Por años, el fentanilo fue un aliado en quirófanos y unidades de cuidados intensivos. Un opioide sintético potente, capaz de mitigar el dolor más profundo, reservado para pacientes con cáncer o postquirúrgicos. Pero en las calles, esa medicina ha mutado en un veneno letal. Hoy, la “droga zombi” —como la llaman en las esquinas de Filadelfia— empieza a abrirse paso en Colombia, dejando un rastro de dolor, muerte y desesperanza, especialmente entre los más jóvenes.
En Palmira, la historia de Natalia ilustra el rostro más crudo de esta crisis. Una joven con sueños de ser ingeniera agropecuaria, que desde los 14 años libró batallas contra las adicciones. Su padre, Édgar Salazar, creyó haberla recuperado tras su segundo proceso de desintoxicación. Pero en octubre de 2022, una salida con amigos terminó con Natalia en una cama de hospital, sin vida. “Confía en mí”, le dijo antes de cruzar la puerta. Fue la última vez que la vio con vida.
Y no es la única. Entre 2022 y 2023, Colombia ha registrado al menos 21 muertes relacionadas con el consumo de fentanilo. Las víctimas, en su mayoría jóvenes, muchas veces no saben lo que están ingiriendo. La droga se mezcla con heroína, tusi, o pastillas falsificadas, aumentando su efecto… y su letalidad. Bastan 2 miligramos —una dosis imperceptible a simple vista— para cortar la respiración y provocar la muerte.

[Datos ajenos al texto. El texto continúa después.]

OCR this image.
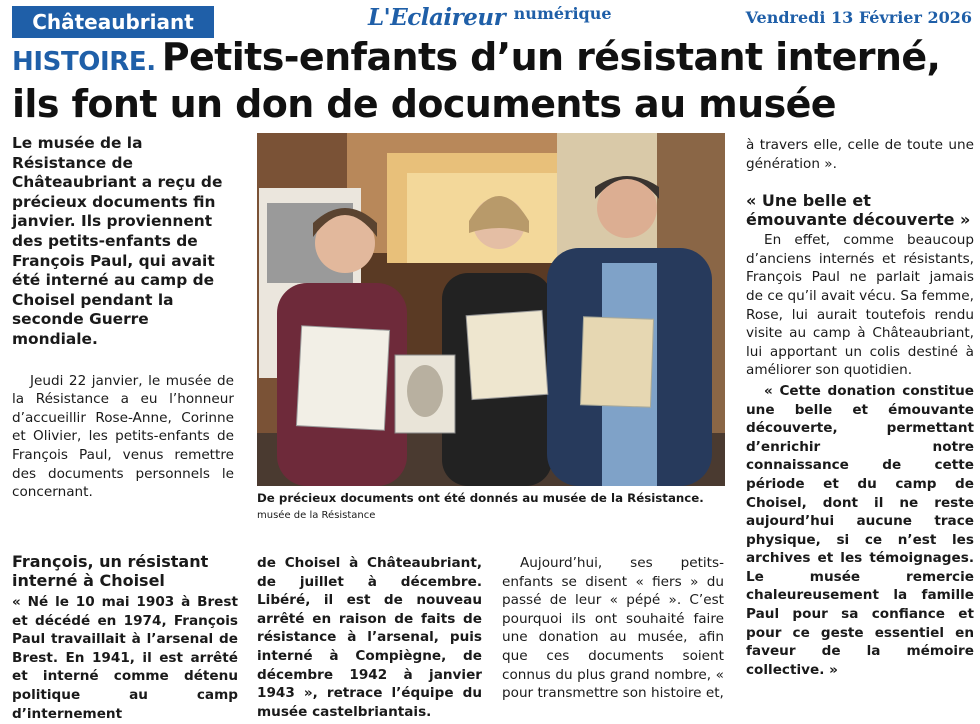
Châteaubriant	L'Eclaireur numérique	Vendredi 13 Février 2026
HISTOIRE. Petits-enfants d’un résistant interné, ils font un don de documents au musée

Le musée de la Résistance de Châteaubriant a reçu de précieux documents fin janvier. Ils proviennent des petits-enfants de François Paul, qui avait été interné au camp de Choisel pendant la seconde Guerre mondiale.

Jeudi 22 janvier, le musée de la Résistance a eu l’honneur d’accueillir Rose-Anne, Corinne et Olivier, les petits-enfants de François Paul, venus remettre des documents personnels le concernant.	De précieux documents ont été donnés au musée de la Résistance. musée de la Résistance

François, un résistant interné à Choisel

« Né le 10 mai 1903 à Brest et décédé en 1974, François Paul travaillait à l’arsenal de Brest. En 1941, il est arrêté et interné comme détenu politique au camp d’internement

de Choisel à Châteaubriant, de juillet à décembre. Libéré, il est de nouveau arrêté en raison de faits de résistance à l’arsenal, puis interné à Compiègne, de décembre 1942 à janvier 1943 », retrace l’équipe du musée castelbriantais.

Aujourd’hui, ses petits-enfants se disent « fiers » du passé de leur « pépé ». C’est pourquoi ils ont souhaité faire une donation au musée, afin que ces documents soient connus du plus grand nombre, « pour transmettre son histoire et,

à travers elle, celle de toute une génération ».

« Une belle et émouvante découverte »

En effet, comme beaucoup d’anciens internés et résistants, François Paul ne parlait jamais de ce qu’il avait vécu. Sa femme, Rose, lui aurait toutefois rendu visite au camp à Châteaubriant, lui apportant un colis destiné à améliorer son quotidien.

« Cette donation constitue une belle et émouvante découverte, permettant d’enrichir notre connaissance de cette période et du camp de Choisel, dont il ne reste aujourd’hui aucune trace physique, si ce n’est les archives et les témoignages. Le musée remercie chaleureusement la famille Paul pour sa confiance et pour ce geste essentiel en faveur de la mémoire collective. »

El negocio detrás del terror
El fentanilo se produce legalmente en laboratorios colombianos ubicados en Sopo, Funza y Guarne. También ingresa desde el extranjero, principalmente desde China y Chile. Lo preocupante es cómo parte del fentanilo médico, el que debería estar bajo estricta vigilancia hospitalaria, termina en manos de microtraficantes. Algunos empleados emiten fórmulas médicas falsas; otros extraen ampolletas sobrantes para venderlas en el mercado negro.
En Medellín, por ejemplo, se han decomisado ampolletas de fentanilo que iban a ser mezcladas con otras drogas. Los traficantes las convierten en polvo usando microondas —una técnica improvisada que multiplica el riesgo— y las añaden a dosis de heroína o tusi para “potenciar” sus efectos. Pero esa potencia, 100 veces mayor a la morfina, tiene un costo: el cuerpo desarrolla tolerancia muy rápido, y el camino hacia la sobredosis se vuelve inevitable.
Un enemigo invisible
La gran amenaza del fentanilo no es solo su potencia, sino su invisibilidad. No tiene olor, sabor ni color definidos. Puede estar en una pastilla, en un polvo, o disuelto en una bebida. Muchos consumidores jamás saben que lo están tomando hasta que es demasiado tarde.
Sus efectos van desde la sedación y euforia extrema, hasta la pérdida total del conocimiento. En casos de sobredosis, el cuerpo simplemente deja de respirar. La única defensa posible en ese punto es la naloxona, un antídoto que revierte temporalmente sus efectos, pero que no está disponible en todos los centros de salud, mucho menos en las calles.
¿Cómo combatirlo?
Combatir al fentanilo exige un enfoque integral. Se necesitan más controles sobre el uso hospitalario y la distribución legal. Es urgente reforzar las investigaciones sobre redes que desvían medicamentos de uso médico. Pero sobre todo, se requiere una política pública centrada en la prevención y educación.
Los jóvenes deben entender que una sola dosis puede costarles la vida. Hay que hablarles sin miedo, con crudeza, sin maquillaje. Mostrarles la realidad que ya viven ciudades como Filadelfia, donde hombres y mujeres caminan como zombis, encorvados, perdidos, deshumanizados por el efecto de esta droga.
Las familias, los colegios y las instituciones deben estar unidas. No se trata solo de sancionar, sino de escuchar, acompañar y orientar. El fentanilo no solo mata cuerpos: también destruye sueños, despedaza familias, arranca futuros.
Epílogo: El enemigo ya está entre nosotros
Colombia aún está a tiempo. Aunque los casos son aislados, el fentanilo ya está aquí. Ha llegado a hospitales, calles, colegios y universidades. Está esperando un descuido, una fiesta, una dosis mezclada. Si no se actúa ahora, las historias desgarradoras como la de Natalia dejarán de ser excepciones para convertirse en rutina.
Y en esa guerra silenciosa, la mejor arma no será la represión, sino la conciencia.